File encoding issue - open_in_bin does not read in binary mode on a Mac, or does it ? [SOLVED]

I have a somewhat old html file and I want to rewrite it using an utf-8 encoding. My idea is to put the whole file contents into a string in an Ocaml toplevel, and use suitable find/replaces for the few characters who need it, then put the reencoded string back into the file.

I have my homemade read_whole_file function as below, and since I use open_in_bin in it, I naively imagined that (as the manual puts it) “no translation takes place” during reads, so that what I get is the raw, lowest-level representation of the contents of the html as a mere array of bytes.

I was wrong ! As I learned the hard way, all the non-ASCII characters in the HTML file are rendered by open_in_bin as \239\191\189, aka “I couldn’t read that character, sorry”.

The Ocaml manual also says however that “On operating systems that do not distinguish between text mode and binary mode, open_in_bin behaves like open_in”. My operating system is Mac OS Mojave 10.14.6, I don’t know if its Unix distinguishes between text mode and binary mode ? I would have thought it does.

How can I deal with this, using the OCaml Stdlib (or if that’s not possible, with a suitable external Ocaml tool)?

let read_whole_file filename=
  let janet=open_in_bin(filename) in
  let n=in_channel_length(janet) in
  let b=Buffer.create(n) in
  let _=Buffer.add_channel(b)(janet)(n) in
  let _=close_in janet in
  Buffer.contents b;;

Don’t rely on what the toplevel gives you back, it’s a rendering it will depend on a lot of things (e.g. your terminal encoding).

open_in_bin does what it says: it reads bytes.

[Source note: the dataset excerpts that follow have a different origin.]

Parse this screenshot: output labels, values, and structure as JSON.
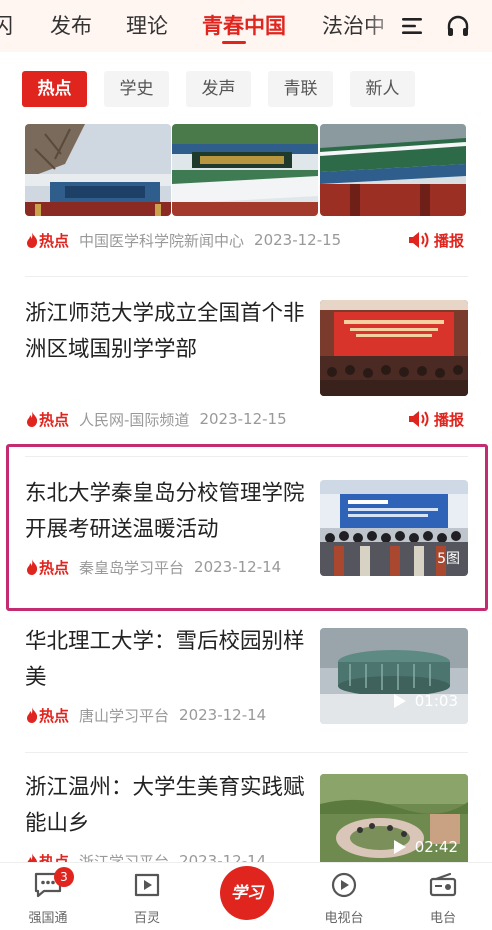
{
  "topbar": {
    "tabs": [
      {
        "label": "闪"
      },
      {
        "label": "发布"
      },
      {
        "label": "理论"
      },
      {
        "label": "青春中国"
      },
      {
        "label": "法治中"
      }
    ],
    "active_tab": "青春中国",
    "menu_icon": "hamburger-menu-icon",
    "audio_icon": "headphones-icon"
  },
  "subtabs": {
    "items": [
      {
        "label": "热点"
      },
      {
        "label": "学史"
      },
      {
        "label": "发声"
      },
      {
        "label": "青联"
      },
      {
        "label": "新人"
      }
    ],
    "active": "热点"
  },
  "feed": {
    "items": [
      {
        "tag": "热点",
        "source": "中国医学科学院新闻中心",
        "date": "2023-12-15",
        "broadcast": "播报",
        "images": [
          "campus-gate-snow",
          "campus-gate-sign",
          "campus-gate-roof"
        ]
      },
      {
        "title": "浙江师范大学成立全国首个非洲区域国别学学部",
        "tag": "热点",
        "source": "人民网-国际频道",
        "date": "2023-12-15",
        "broadcast": "播报"
      },
      {
        "title": "东北大学秦皇岛分校管理学院开展考研送温暖活动",
        "tag": "热点",
        "source": "秦皇岛学习平台",
        "date": "2023-12-14",
        "pic_count": "5图"
      },
      {
        "title": "华北理工大学：雪后校园别样美",
        "tag": "热点",
        "source": "唐山学习平台",
        "date": "2023-12-14",
        "duration": "01:03"
      },
      {
        "title": "浙江温州：大学生美育实践赋能山乡",
        "tag": "热点",
        "source": "浙江学习平台",
        "date": "2023-12-14",
        "duration": "02:42"
      }
    ]
  },
  "bottomnav": {
    "items": [
      {
        "label": "强国通",
        "badge": "3"
      },
      {
        "label": "百灵"
      },
      {
        "label": "学习"
      },
      {
        "label": "电视台"
      },
      {
        "label": "电台"
      }
    ]
  },
  "colors": {
    "accent": "#e0251f",
    "highlight_border": "#c42c72",
    "meta_gray": "#999999"
  }
}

If your file is in latin-1 what you can do is read it byte-by-byte ("input_char") use Uchar.of_char on these and add them to your buffer with Buffer.add_utf_8_uchar.

A simpler way is to simply use the iconv cli tool with iconv -f ISO-8859-1 -t UTF-8. Alternatively if you use emacs open your file and use M-x set-buffer-file-coding-system.

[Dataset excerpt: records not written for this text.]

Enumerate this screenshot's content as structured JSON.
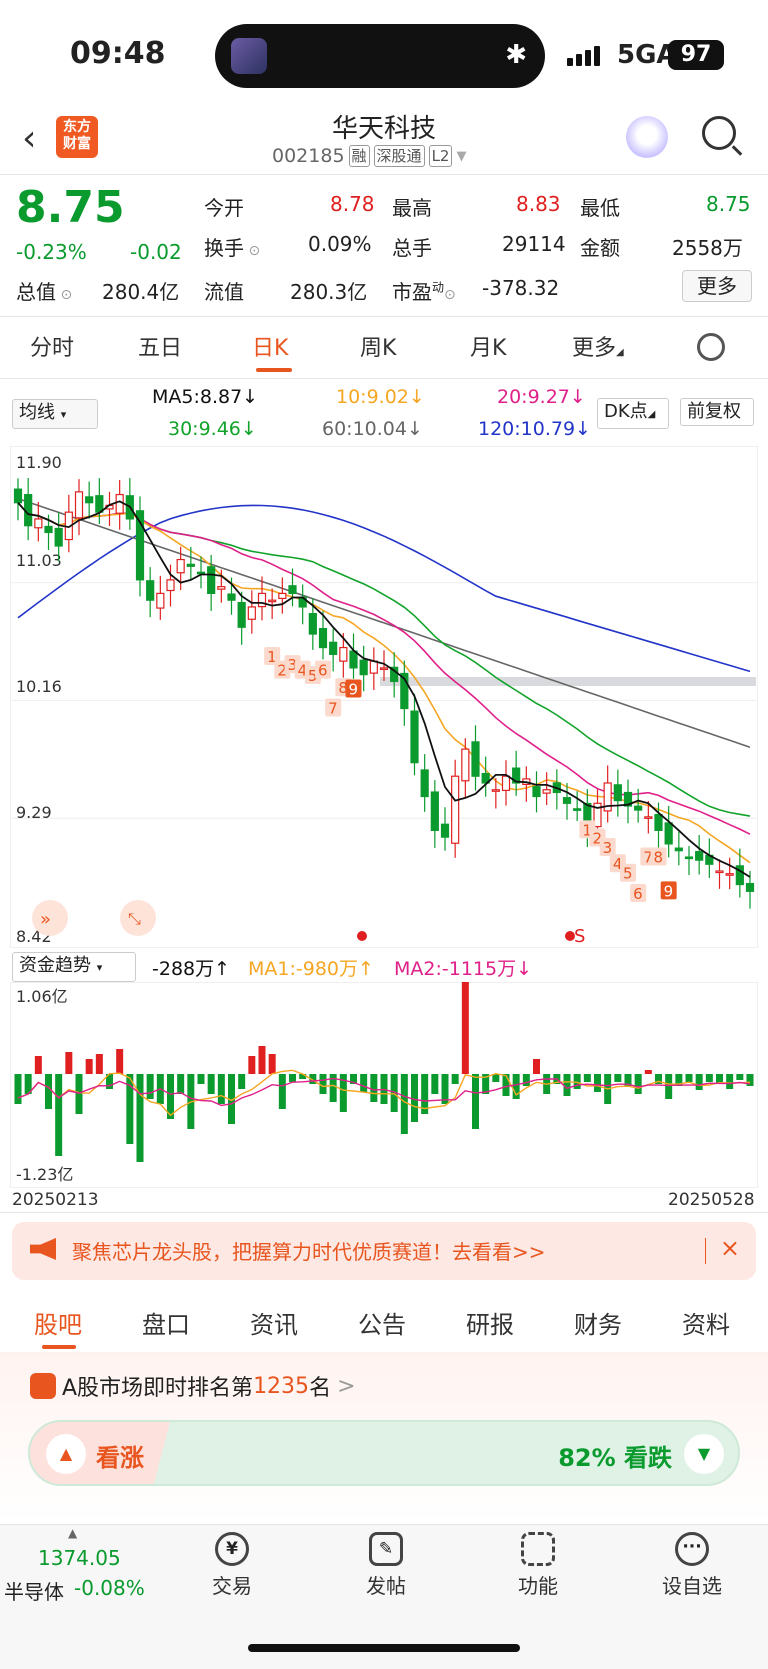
{
  "status": {
    "time": "09:48",
    "network": "5GA",
    "battery": "97",
    "bluetooth_icon": "bluetooth-icon"
  },
  "header": {
    "app_logo": "东方财富",
    "title": "华天科技",
    "code": "002185",
    "tags": [
      "融",
      "深股通",
      "L2"
    ]
  },
  "quote": {
    "price": "8.75",
    "change_pct": "-0.23%",
    "change": "-0.02",
    "open_label": "今开",
    "open": "8.78",
    "high_label": "最高",
    "high": "8.83",
    "low_label": "最低",
    "low": "8.75",
    "turnover_label": "换手",
    "turnover": "0.09%",
    "volume_label": "总手",
    "volume": "29114",
    "amount_label": "金额",
    "amount": "2558万",
    "mktcap_label": "总值",
    "mktcap": "280.4亿",
    "float_label": "流值",
    "float": "280.3亿",
    "pe_label": "市盈",
    "pe_sup": "动",
    "pe": "-378.32",
    "more": "更多"
  },
  "period_tabs": [
    "分时",
    "五日",
    "日K",
    "周K",
    "月K",
    "更多"
  ],
  "ma": {
    "selector": "均线",
    "ma5": "MA5:8.87↓",
    "ma10": "10:9.02↓",
    "ma20": "20:9.27↓",
    "ma30": "30:9.46↓",
    "ma60": "60:10.04↓",
    "ma120": "120:10.79↓",
    "dk": "DK点",
    "adjust": "前复权",
    "colors": {
      "ma5": "#111111",
      "ma10": "#f5a623",
      "ma20": "#e0208a",
      "ma30": "#12a32a",
      "ma60": "#666666",
      "ma120": "#2335c8"
    }
  },
  "kline": {
    "y_labels": [
      "11.90",
      "11.03",
      "10.16",
      "9.29",
      "8.42"
    ],
    "date_start": "20250213",
    "date_end": "20250528",
    "signal_label": "S"
  },
  "flow": {
    "selector": "资金趋势",
    "value": "-288万↑",
    "ma1": "MA1:-980万↑",
    "ma2": "MA2:-1115万↓",
    "y_top": "1.06亿",
    "y_bottom": "-1.23亿"
  },
  "ad": {
    "text": "聚焦芯片龙头股，把握算力时代优质赛道！去看看>>",
    "close": "×"
  },
  "content_tabs": [
    "股吧",
    "盘口",
    "资讯",
    "公告",
    "研报",
    "财务",
    "资料"
  ],
  "rank": {
    "prefix": "A股市场即时排名第",
    "num": "1235",
    "suffix": "名",
    "arrow": ">"
  },
  "vote": {
    "up_label": "看涨",
    "down_pct": "82%",
    "down_label": "看跌",
    "down_share": 0.82
  },
  "bottom": {
    "index_value": "1374.05",
    "index_name": "半导体",
    "index_change": "-0.08%",
    "items": [
      "交易",
      "发帖",
      "功能",
      "设自选"
    ]
  }
}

I feel there has been some kind of misunderstanding, so let me clarify by adding one more snippet :

In the code above, the first line renders the text string in a terminal-dependent way that shouldn’t be trusted, so far we completely agree. Similarly, the text_length variable does not not count the number of characters in the text, but the number of bytes in some encoding.
But what about the last line ? Are you saying also that the two sequences of 239,191,189s there are also “terminal-dependent, unreliable output” ? I thought these were the raw bytes.

Doesn’t work for me, my web navigators all render the non-ASCII chars as “¿½” in the new file (even though I changed the <meta http-equiv="Content-Type" content="text/html; charset=ISO-8859-1"> in the header to <meta http-equiv="Content-Type" content="text/html; charset=UTF-8">).

Hi,

Are you sure those bytes are not in the original file? It is pretty much impossible for the stdlib input routines to do anything but give you the raw bytes in the file (modulo text mode translation, which only happens on Windows).

Cheers,
Nicolás

These are certainly the raw bytes. But I don’t know how you produced your string in the first place and what they are supposed to be.

Are you reading these over the file:// protocol or over http:// ? In the latter case you need to check that your webserver is not adding headers itself, these will override those of the file.

In any case hexdumping your files should be able to confirm if you have the right sequences at the file level.

Well you should, because I spent some effort in my initial post to explain how I obtain the file’s content using a short read_whole_file function of mine, which uses open_in_bin.

To be clear, I’m not only interested in finding a solution that works, I also want to know where I went wrong in my first trial.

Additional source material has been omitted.